Here's a summary of the planned changes for each chapter.
- Introduction. Minor revisions. Move the discussion of Amdahl's Law to here, since it applies across many aspects of computer systems
- Data. Do some tuning to improve the presentation, without diminishing the core content. Present fixed word size data types.
- Machine code. A complete rewrite, using x86-64 as the machine language, rather than IA32. Also update examples based on more a recent version of GCC (4.8.1). Thankfully, GCC has introduced a new opimization level, specified with the command-line option `-Og' that provides a fairly direct mapping between the C and assembly code. We will provide a web aside describing IA32.
- Architecture. Shift from Y86 to y86-64. This includes having 15 registers (omitting %r15 simplifies instruction encoding.), and all data and addresses being 64 bits. Also update all of the code examples to following the x86-64 ABI conventions.
- Optimization. All examples will be updated (they're mostly x86-64 already).
- Memory Hierarchy. Updated to reflect more recent technology.

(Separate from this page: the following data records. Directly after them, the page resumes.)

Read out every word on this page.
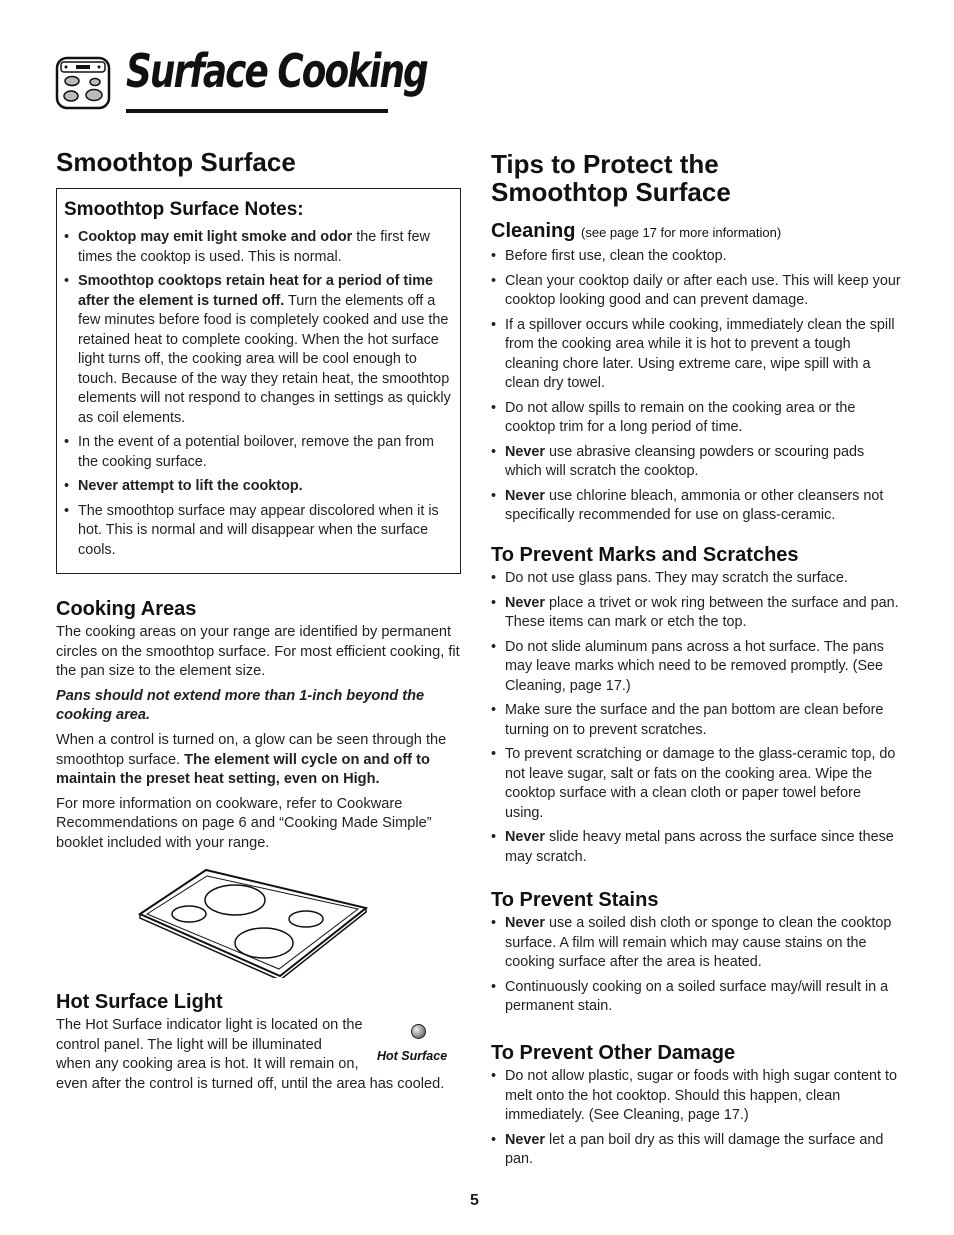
Surface Cooking
Smoothtop Surface
Smoothtop Surface Notes:
• Cooktop may emit light smoke and odor the first few times the cooktop is used. This is normal.
• Smoothtop cooktops retain heat for a period of time after the element is turned off. Turn the elements off a few minutes before food is completely cooked and use the retained heat to complete cooking. When the hot surface light turns off, the cooking area will be cool enough to touch. Because of the way they retain heat, the smoothtop elements will not respond to changes in settings as quickly as coil elements.
• In the event of a potential boilover, remove the pan from the cooking surface.
• Never attempt to lift the cooktop.
• The smoothtop surface may appear discolored when it is hot. This is normal and will disappear when the surface cools.
Cooking Areas

The cooking areas on your range are identified by permanent circles on the smoothtop surface. For most efficient cooking, fit the pan size to the element size.

Pans should not extend more than 1-inch beyond the cooking area.

When a control is turned on, a glow can be seen through the smoothtop surface. The element will cycle on and off to maintain the preset heat setting, even on High.

For more information on cookware, refer to Cookware Recommendations on page 6 and “Cooking Made Simple” booklet included with your range.

Hot Surface Light
The Hot Surface indicator light is located on the
control panel. The light will be illuminated
when any cooking area is hot. It will remain on,
even after the control is turned off, until the area has cooled.
Hot Surface
Tips to Protect the
Smoothtop Surface
Cleaning (see page 17 for more information)
• Before first use, clean the cooktop.
• Clean your cooktop daily or after each use. This will keep your cooktop looking good and can prevent damage.
• If a spillover occurs while cooking, immediately clean the spill from the cooking area while it is hot to prevent a tough cleaning chore later. Using extreme care, wipe spill with a clean dry towel.
• Do not allow spills to remain on the cooking area or the cooktop trim for a long period of time.
• Never use abrasive cleansing powders or scouring pads which will scratch the cooktop.
• Never use chlorine bleach, ammonia or other cleansers not specifically recommended for use on glass-ceramic.
To Prevent Marks and Scratches
• Do not use glass pans. They may scratch the surface.
• Never place a trivet or wok ring between the surface and pan. These items can mark or etch the top.
• Do not slide aluminum pans across a hot surface. The pans may leave marks which need to be removed promptly. (See Cleaning, page 17.)
• Make sure the surface and the pan bottom are clean before turning on to prevent scratches.
• To prevent scratching or damage to the glass-ceramic top, do not leave sugar, salt or fats on the cooking area. Wipe the cooktop surface with a clean cloth or paper towel before using.
• Never slide heavy metal pans across the surface since these may scratch.
To Prevent Stains
• Never use a soiled dish cloth or sponge to clean the cooktop surface. A film will remain which may cause stains on the cooking surface after the area is heated.
• Continuously cooking on a soiled surface may/will result in a permanent stain.
To Prevent Other Damage
• Do not allow plastic, sugar or foods with high sugar content to melt onto the hot cooktop. Should this happen, clean immediately. (See Cleaning, page 17.)
• Never let a pan boil dry as this will damage the surface and pan.
5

- Linking. Rewritten for x86-64. We've also expanded the discussion of using the GOT and PLT to create position-independent code, and added a new section on the very cool technique of library interpositioning.

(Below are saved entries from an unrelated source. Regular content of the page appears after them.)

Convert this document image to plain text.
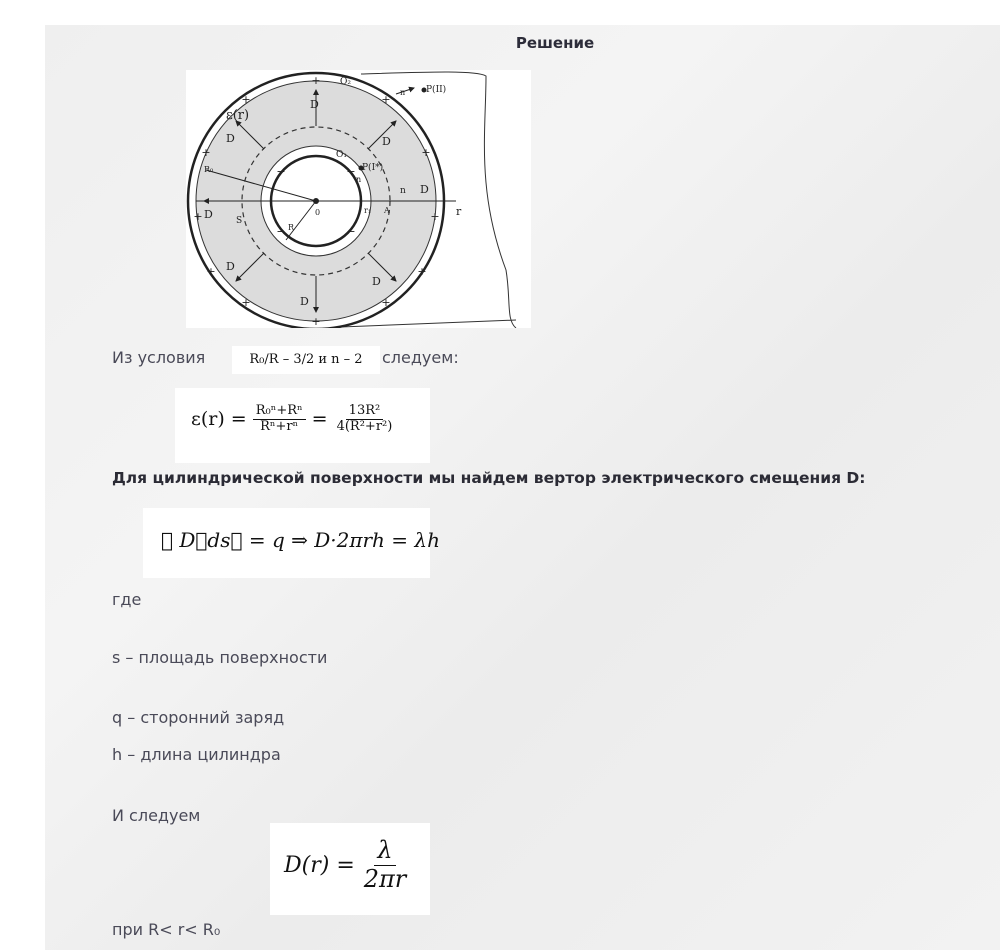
Решение
+
+	+
+	+
+	+
+	+
+	+
+
−	−
−	−
ε(r)
D
D	D
D
D
D
D
D
P(II)
P(I*)
n
n
n
r
R₀
R
0
S
A
r₁
O₁
O₂
Из условия	R₀/R – 3/2 и n – 2	следуем:
$\varepsilon(r) = \frac{\text{R₀ⁿ+Rⁿ}}{\text{Rⁿ+rⁿ}} = \frac{\text{13R²}}{\text{4(R²+r²)}}$
Для цилиндрической поверхности мы найдем вертор электрического смещения D:
∮ D⃗ds⃗ = q ⇒ D·2πrh = λh
где
s – площадь поверхности
q – сторонний заряд
h – длина цилиндра
И следуем
$D(r) = \frac{\lambda}{2\pi r}$
при R< r< R₀
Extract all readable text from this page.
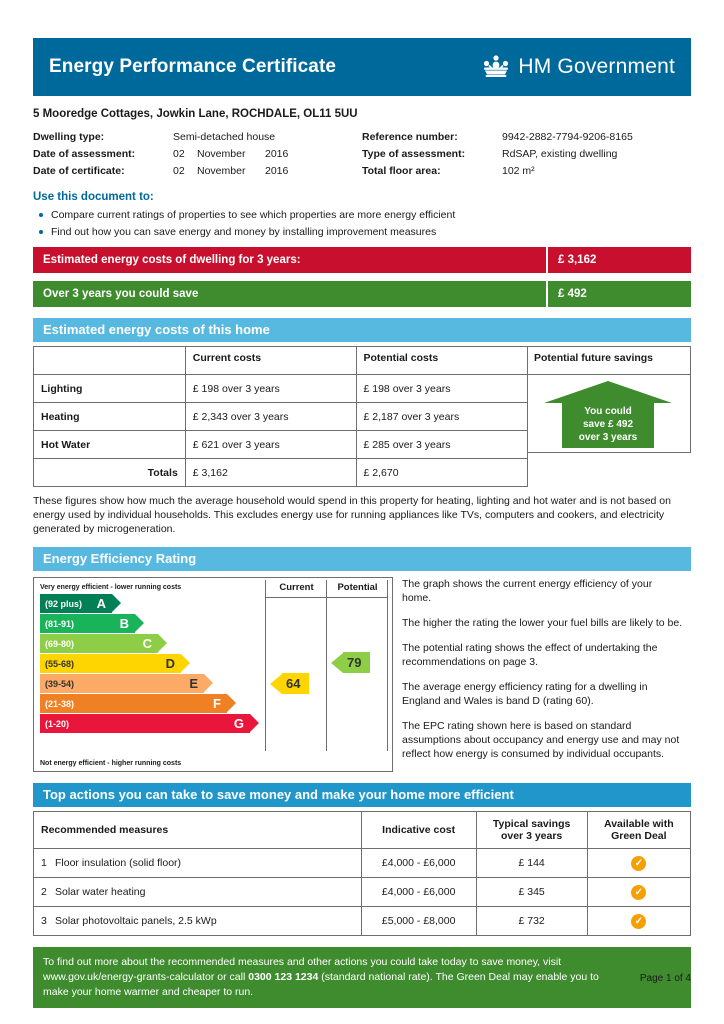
Energy Performance Certificate	HM Government
5 Mooredge Cottages, Jowkin Lane, ROCHDALE, OL11 5UU
Dwelling type:	Semi-detached house
Date of assessment:	02 November 2016
Date of certificate:	02 November 2016
Reference number:	9942-2882-7794-9206-8165
Type of assessment:	RdSAP, existing dwelling
Total floor area:	102 m²
Use this document to:
Compare current ratings of properties to see which properties are more energy efficient
Find out how you can save energy and money by installing improvement measures
Estimated energy costs of dwelling for 3 years:	£ 3,162
Over 3 years you could save	£ 492
Estimated energy costs of this home
	Current costs	Potential costs
Lighting	£ 198 over 3 years	£ 198 over 3 years
Heating	£ 2,343 over 3 years	£ 2,187 over 3 years
Hot Water	£ 621 over 3 years	£ 285 over 3 years
Totals	£ 3,162	£ 2,670
Potential future savings
You could
save £ 492
over 3 years
These figures show how much the average household would spend in this property for heating, lighting and hot water and is not based on energy used by individual households. This excludes energy use for running appliances like TVs, computers and cookers, and electricity generated by microgeneration.
Energy Efficiency Rating
Very energy efficient - lower running costs	Current	Potential
(92 plus) A
(81-91)	B
(69-80)	C
(55-68)	D
(39-54)	E
(21-38)	F
(1-20)	G
64
79
Not energy efficient - higher running costs

The graph shows the current energy efficiency of your home.

The higher the rating the lower your fuel bills are likely to be.

The potential rating shows the effect of undertaking the recommendations on page 3.

The average energy efficiency rating for a dwelling in England and Wales is band D (rating 60).

The EPC rating shown here is based on standard assumptions about occupancy and energy use and may not reflect how energy is consumed by individual occupants.

Top actions you can take to save money and make your home more efficient
Recommended measures	Indicative cost	Typical savings
over 3 years	Available with
Green Deal
1 Floor insulation (solid floor)	£4,000 - £6,000	£ 144	✓
2 Solar water heating	£4,000 - £6,000	£ 345	✓
3 Solar photovoltaic panels, 2.5 kWp	£5,000 - £8,000	£ 732	✓
To find out more about the recommended measures and other actions you could take today to save money, visit
www.gov.uk/energy-grants-calculator or call 0300 123 1234 (standard national rate). The Green Deal may enable you to
make your home warmer and cheaper to run.
Page 1 of 4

- Exceptional Control Flow. More rigorous treatment of signal handlers, including async-signal-safe functions, specific guidelines for writing signal handlers, and using sigsuspend to wait for handlers.
- VM. Minor revisions.
- System-Level I/O. Added a new section on files and the file hierarchy.
- Network programming. Protocol-independent and thread-safe sockets programming using the modern getaddrinfo and getnameinfo functions, replacing the obsolete and non-reentrant gethostbyname and gethostbyaddr functions.
- Concurrent programming. Enhanced coverage of performance aspects of parallel multicore programs.